Pourquoi nous passons au rayonnement infrarouge pour les lignes de rinçage sans plomb
Le monde des semi-conducteurs aspire de plus en plus à des normes « vertes » et sans plomb. On peut constater cela particulièrement lors de l’étape de séchage dans le procédé de rinçage.
Pendant longtemps, nous avons utilisé des fours à convection. Mais soyons honnêtes : chauffer une grande chambre juste pour sécher quelques wafer, c’est un gaspillage d’énergie. C’est pourquoi nous avons opté pour des lampes infrarouges. Au lieu de chauffer l’air, ces lampes chauffent directement la surface des wafer. Plus besoin d’énormes systèmes de ventilation qui prennent de l’espace et augmentent l’empreinte carbone de la salle propre.
Comment fonctionne réellement le séchage
Lors du rinçage, il y a beaucoup d’humidité et de résidus chimiques. Pour gérer cela, nous utilisons des lampes infrarouges étanches. Si l’on utilisait des lampes standards, l’humidité provoquerait un court-circuit ou oxyderait instantanément le filament. C’est un moyen rapide de détruire l’équipement.
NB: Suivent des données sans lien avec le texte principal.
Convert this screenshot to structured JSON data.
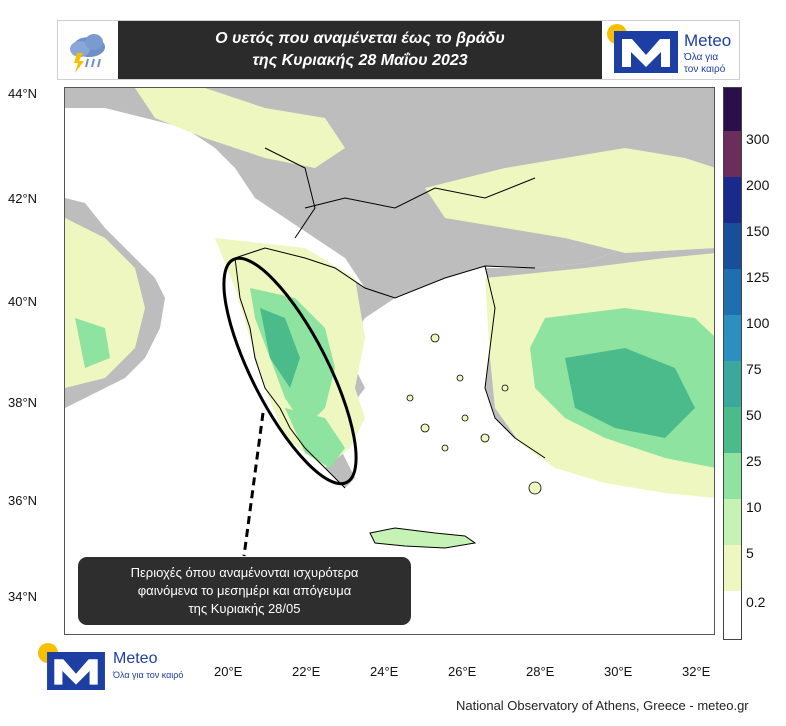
{
  "header": {
    "title_line1": "Ο υετός που αναμένεται έως το βράδυ",
    "title_line2": "της Κυριακής 28 Μαΐου 2023",
    "icon": "rain-cloud-lightning-icon"
  },
  "logo": {
    "brand": "Meteo",
    "tagline_line1": "Όλα για",
    "tagline_line2": "τον καιρό",
    "colors": {
      "m_block": "#1d3fa3",
      "sun": "#f5c000"
    }
  },
  "map": {
    "lat_labels": [
      "44°N",
      "42°N",
      "40°N",
      "38°N",
      "36°N",
      "34°N"
    ],
    "lon_labels": [
      "20°E",
      "22°E",
      "24°E",
      "26°E",
      "28°E",
      "30°E",
      "32°E"
    ],
    "colors": {
      "sea": "#ffffff",
      "land_dry": "#bdbdbd",
      "border": "#000000"
    }
  },
  "colorbar": {
    "labels": [
      "300",
      "200",
      "150",
      "125",
      "100",
      "75",
      "50",
      "25",
      "10",
      "5",
      "0.2"
    ],
    "colors": [
      "#2a0f4a",
      "#6b2d5c",
      "#1a2a8c",
      "#174f9a",
      "#1d6fb0",
      "#2b8fbf",
      "#3aa89c",
      "#4cbb8c",
      "#8ee3a0",
      "#c7f2b5",
      "#eef7c0",
      "#ffffff"
    ]
  },
  "callout": {
    "line1": "Περιοχές όπου αναμένονται ισχυρότερα",
    "line2": "φαινόμενα το μεσημέρι και απόγευμα",
    "line3": "της Κυριακής 28/05"
  },
  "footer": {
    "credit": "National Observatory of Athens, Greece - meteo.gr"
  }
}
Le vrai avantage réside dans l’énergie rayonnante. Les photons pénètrent directement à travers la couche liquide sur la surface du wafer, ce qui fait vibrer les molécules d’eau et les fait évaporer rapidement.
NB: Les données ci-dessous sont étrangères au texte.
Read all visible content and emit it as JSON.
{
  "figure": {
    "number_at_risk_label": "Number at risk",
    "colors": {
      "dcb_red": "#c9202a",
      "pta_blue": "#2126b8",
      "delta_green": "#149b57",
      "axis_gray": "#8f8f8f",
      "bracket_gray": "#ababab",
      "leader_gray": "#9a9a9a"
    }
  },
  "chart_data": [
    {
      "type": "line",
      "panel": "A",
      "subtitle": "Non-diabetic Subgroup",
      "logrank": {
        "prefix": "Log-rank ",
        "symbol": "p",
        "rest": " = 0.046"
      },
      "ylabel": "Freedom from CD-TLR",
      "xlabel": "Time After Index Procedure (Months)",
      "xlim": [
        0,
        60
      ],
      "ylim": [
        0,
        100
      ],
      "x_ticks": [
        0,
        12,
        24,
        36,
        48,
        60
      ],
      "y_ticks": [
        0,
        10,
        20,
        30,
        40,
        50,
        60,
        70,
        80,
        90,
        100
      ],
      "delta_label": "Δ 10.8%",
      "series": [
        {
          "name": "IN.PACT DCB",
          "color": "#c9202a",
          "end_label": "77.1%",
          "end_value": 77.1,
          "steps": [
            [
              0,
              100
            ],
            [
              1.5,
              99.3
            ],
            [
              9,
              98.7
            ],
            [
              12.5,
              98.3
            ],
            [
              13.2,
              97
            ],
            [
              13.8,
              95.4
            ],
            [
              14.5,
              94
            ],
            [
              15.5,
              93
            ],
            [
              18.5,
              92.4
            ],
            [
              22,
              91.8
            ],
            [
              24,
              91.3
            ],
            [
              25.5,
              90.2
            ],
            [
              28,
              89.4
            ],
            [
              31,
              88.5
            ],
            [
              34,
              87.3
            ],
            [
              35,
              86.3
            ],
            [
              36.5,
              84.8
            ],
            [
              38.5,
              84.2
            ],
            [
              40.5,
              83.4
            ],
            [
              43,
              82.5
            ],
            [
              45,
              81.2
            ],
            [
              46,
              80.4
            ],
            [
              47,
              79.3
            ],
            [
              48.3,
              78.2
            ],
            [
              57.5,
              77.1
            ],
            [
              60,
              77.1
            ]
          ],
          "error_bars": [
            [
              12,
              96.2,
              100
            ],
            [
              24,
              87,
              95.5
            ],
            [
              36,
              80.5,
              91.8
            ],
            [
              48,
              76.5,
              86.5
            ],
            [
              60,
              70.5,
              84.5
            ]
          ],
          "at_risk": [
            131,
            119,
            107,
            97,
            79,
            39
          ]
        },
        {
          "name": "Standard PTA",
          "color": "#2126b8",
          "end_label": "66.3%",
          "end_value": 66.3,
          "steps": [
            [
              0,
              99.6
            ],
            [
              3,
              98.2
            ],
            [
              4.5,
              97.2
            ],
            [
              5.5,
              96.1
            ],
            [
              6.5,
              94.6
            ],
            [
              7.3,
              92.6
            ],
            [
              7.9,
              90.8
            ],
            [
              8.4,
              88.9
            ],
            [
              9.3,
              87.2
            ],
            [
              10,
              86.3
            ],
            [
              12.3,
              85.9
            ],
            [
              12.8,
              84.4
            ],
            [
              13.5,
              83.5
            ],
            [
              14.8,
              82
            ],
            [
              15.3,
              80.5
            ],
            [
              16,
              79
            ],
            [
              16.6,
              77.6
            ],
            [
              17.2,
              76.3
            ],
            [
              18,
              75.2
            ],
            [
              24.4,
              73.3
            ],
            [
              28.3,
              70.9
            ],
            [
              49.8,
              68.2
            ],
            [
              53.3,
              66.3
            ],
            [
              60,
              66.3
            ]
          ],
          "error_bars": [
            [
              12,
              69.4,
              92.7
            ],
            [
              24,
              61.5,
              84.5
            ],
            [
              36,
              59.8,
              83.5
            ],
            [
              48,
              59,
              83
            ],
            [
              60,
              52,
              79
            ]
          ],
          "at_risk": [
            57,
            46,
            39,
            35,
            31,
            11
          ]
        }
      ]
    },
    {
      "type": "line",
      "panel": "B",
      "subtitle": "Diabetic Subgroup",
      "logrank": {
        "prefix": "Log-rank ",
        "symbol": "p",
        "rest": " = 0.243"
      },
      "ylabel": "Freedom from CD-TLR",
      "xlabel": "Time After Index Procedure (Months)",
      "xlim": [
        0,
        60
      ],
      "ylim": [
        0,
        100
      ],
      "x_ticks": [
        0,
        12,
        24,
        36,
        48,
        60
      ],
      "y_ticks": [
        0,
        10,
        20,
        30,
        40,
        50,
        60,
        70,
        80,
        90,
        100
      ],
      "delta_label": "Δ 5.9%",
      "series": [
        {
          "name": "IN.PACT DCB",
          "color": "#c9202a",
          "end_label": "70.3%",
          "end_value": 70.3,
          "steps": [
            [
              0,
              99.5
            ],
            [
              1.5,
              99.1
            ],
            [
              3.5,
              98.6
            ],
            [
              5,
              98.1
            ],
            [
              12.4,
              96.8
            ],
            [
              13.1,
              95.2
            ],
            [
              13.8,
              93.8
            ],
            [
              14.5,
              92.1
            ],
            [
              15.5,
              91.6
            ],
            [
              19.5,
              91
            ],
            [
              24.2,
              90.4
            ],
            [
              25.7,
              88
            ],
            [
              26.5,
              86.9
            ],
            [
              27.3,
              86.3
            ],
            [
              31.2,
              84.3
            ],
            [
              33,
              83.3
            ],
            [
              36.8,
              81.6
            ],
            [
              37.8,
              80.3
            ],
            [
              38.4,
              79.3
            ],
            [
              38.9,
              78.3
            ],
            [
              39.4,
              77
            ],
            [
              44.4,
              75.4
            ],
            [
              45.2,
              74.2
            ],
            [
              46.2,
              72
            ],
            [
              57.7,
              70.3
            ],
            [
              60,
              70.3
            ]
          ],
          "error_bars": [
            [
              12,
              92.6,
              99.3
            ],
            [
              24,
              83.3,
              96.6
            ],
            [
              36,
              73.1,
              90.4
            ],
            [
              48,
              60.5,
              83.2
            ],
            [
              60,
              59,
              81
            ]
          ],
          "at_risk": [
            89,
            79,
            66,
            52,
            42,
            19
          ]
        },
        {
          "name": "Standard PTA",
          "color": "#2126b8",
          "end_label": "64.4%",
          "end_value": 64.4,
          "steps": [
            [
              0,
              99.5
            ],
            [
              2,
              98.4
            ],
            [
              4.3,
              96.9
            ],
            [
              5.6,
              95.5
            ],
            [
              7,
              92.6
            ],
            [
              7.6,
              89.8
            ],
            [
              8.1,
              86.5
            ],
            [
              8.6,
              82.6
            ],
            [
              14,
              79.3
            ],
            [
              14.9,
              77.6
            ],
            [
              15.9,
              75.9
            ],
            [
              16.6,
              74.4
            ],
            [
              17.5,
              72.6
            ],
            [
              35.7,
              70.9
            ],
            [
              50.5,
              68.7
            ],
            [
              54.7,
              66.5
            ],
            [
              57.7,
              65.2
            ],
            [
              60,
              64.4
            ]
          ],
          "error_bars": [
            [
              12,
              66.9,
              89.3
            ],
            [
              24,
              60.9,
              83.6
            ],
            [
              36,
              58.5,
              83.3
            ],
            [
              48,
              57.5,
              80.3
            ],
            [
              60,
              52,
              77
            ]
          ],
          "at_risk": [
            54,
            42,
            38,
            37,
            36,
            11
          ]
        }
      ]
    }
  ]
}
C’est vraiment rapide. Très rapide.
La plupart de ces systèmes atteignent la température désirée en quelques secondes. C’est très important, car cela empêche la formation de taches d’eau ou de marques de séchage – des problèmes qui nuisent à la qualité des puces et qui rendent le travail difficile.
Gérer l’environnement humide
Les tubes en quartz standards ne peuvent pas supporter les conditions humides. Il faut donc sceller les électrodes et utiliser des revêtements spéciaux pour maintenir le circuit électrique bien sec.
Nous utilisons donc des lampes à haute intensité et à ondes courtes. Cela permet de concentrer la chaleur là où elle est nécessaire : sur la surface du substrat.
Les compromis (car rien n’est parfait)
Le rayonnement infrarouge n’est pas une solution miracle. Il présente aussi ses propres défis. Ces lampes génèrent une chaleur intense et localisée. Si la vitesse de transport des wafer n’est pas correcte, ou si la puissance est trop élevée, cela peut endommager les wafer ou détruire le photorésistant. Il faut donc trouver un équilibre entre la vitesse de production et la puissance utilisée, afin d’éviter les chocs thermiques.
De plus, il ne faut pas oublier la chaleur reflétée par les parois de la chambre. Il faut donc disposer d’un système de refroidissement capable de gérer cette chaleur, sinon l’équipement sera endommagé.